As described in Table 2, the major response rate for all patients was 57%, including 2 complete responses (6%), 1 in each histology, and 18 partial responses (51%). Most major responders required only one cycle of chemotherapy to reach a partial response. A significant number of minor responses were also recorded (7 patients, 20%). Few patients failed to benefit from this therapy; only one patient had outright progression of disease. Similar response rates were seen with adenocarcinoma (12 of 23 patients, 52%) and squamous cell carcinoma (8 of 12 patients, 66%). The median duration of response was 4.2 months (range: 1.0 to 8.8+ months), and the median actuarial survival was 14.6 months (range: 1.0 to 15.2+ months).

Of 20 patients with evaluable dysphagia at baseline, 18 (90%) noted either improvement or resolution of dysphagia with chemotherapy. Significant improvements in overall quality of life, as measured by the European Organization for Research and Treatment of Cancer (EORTC) Quality-of-Life Questionnaire (QLQ)-C30, and Functional Assessment of Cancer Therapy-General (FACT-G), were noted. Specifically, FACT-G emotional well-being scores as well as EORTC pain, emotional, and work-related functioning scores improved from baseline in responders.

The toxicity profile of the weekly combination of cisplatin and irinotecan is listed in Table 3. Grade 4 neutropenia was seen in 9% of patients. Grade 3 toxic effects included neutropenia (37%), diarrhea (11%), nausea (6%), and fatigue (3%). Six patients (17%) were hospitalized for toxicity, most commonly for neutropenic fever. There were no treatment-related deaths. Delay in treatment occurred at some point during therapy in 23 patients (66%), and attenuation of the dose was required in 7 patients (20%). Overall, 96% of planned treatments were given.
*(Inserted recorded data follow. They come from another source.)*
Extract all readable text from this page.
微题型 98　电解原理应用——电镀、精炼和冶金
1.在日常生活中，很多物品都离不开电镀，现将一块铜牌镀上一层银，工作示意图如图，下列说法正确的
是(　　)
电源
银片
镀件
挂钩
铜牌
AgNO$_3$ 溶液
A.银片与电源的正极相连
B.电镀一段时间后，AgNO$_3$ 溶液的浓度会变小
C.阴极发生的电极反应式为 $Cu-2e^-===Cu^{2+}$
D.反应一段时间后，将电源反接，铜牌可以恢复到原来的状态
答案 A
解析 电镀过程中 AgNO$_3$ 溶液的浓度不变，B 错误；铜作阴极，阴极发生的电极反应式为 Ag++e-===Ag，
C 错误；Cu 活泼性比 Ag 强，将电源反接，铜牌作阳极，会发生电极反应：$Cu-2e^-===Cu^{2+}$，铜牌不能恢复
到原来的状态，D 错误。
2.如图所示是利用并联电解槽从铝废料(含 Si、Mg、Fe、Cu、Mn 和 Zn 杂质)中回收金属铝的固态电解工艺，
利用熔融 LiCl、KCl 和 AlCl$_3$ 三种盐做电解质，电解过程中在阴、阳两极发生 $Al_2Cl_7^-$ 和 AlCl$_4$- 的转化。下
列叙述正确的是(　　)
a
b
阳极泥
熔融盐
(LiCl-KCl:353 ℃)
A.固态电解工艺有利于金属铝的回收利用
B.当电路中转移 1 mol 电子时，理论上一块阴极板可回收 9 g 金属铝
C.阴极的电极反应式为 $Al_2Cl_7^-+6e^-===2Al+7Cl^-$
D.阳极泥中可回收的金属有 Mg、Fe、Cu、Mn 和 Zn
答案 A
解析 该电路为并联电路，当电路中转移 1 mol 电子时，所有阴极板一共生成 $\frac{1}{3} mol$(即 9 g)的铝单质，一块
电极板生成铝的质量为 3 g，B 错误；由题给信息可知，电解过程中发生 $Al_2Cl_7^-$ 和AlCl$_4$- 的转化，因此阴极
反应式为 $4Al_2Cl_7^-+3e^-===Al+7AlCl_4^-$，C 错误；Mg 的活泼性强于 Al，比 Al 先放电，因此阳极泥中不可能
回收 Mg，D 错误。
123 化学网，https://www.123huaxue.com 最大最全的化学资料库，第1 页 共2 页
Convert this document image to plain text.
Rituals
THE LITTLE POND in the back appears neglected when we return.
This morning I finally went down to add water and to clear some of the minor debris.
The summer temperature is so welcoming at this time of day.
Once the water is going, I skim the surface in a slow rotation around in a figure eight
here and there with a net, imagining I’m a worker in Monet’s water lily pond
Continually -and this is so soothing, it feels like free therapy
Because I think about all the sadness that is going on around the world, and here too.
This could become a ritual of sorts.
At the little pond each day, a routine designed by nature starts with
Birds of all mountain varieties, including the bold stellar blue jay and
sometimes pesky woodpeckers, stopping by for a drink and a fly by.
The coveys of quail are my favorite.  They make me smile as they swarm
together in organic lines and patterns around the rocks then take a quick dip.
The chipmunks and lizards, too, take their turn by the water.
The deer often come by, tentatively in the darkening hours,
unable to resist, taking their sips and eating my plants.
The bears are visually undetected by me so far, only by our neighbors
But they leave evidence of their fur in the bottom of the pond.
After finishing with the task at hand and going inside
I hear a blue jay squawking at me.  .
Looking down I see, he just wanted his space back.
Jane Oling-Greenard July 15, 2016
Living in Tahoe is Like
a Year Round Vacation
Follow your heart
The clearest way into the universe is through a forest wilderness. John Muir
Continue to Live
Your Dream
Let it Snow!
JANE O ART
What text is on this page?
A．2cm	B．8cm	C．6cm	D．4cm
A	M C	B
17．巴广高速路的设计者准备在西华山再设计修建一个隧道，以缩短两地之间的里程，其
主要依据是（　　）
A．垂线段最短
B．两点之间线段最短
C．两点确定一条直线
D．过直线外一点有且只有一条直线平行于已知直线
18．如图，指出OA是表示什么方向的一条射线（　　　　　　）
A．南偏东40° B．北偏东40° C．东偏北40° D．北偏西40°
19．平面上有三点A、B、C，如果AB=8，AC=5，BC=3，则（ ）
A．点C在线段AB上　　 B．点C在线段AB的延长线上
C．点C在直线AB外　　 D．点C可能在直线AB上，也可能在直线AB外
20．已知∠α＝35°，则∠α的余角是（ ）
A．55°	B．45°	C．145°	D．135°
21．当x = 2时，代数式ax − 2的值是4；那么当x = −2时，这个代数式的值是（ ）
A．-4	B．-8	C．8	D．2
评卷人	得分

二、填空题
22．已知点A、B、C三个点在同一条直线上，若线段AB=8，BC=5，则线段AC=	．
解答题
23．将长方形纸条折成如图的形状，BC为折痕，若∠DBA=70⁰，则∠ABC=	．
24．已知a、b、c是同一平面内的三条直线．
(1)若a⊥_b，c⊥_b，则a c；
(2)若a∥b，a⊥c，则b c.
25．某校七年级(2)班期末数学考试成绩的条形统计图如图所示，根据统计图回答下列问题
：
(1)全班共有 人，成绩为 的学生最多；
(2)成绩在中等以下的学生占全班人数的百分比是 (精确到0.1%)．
To a certain extent, these findings are being confirmed by Ajani et al at the M. D. Anderson Cancer Center.[26] These investigators are employing the same weekly regimen of cisplatin and irinotecan for gastric and gastroesophageal junction cancers. The preliminary major response rate was 51% in 25 evaluable patients. Similar to the study previously described, gastroesophageal junction cancer accounts for a substantial number of cases in this trial. Neutropenia and diarrhea were again the dominant toxic effects. One of these authors has suggested that perhaps a modification of the schedule to a 2-week-on, 1-week-off cycle might reduce the neutropenia, which typically arises in the third week (J.A. Ajani, personal communication, 1999).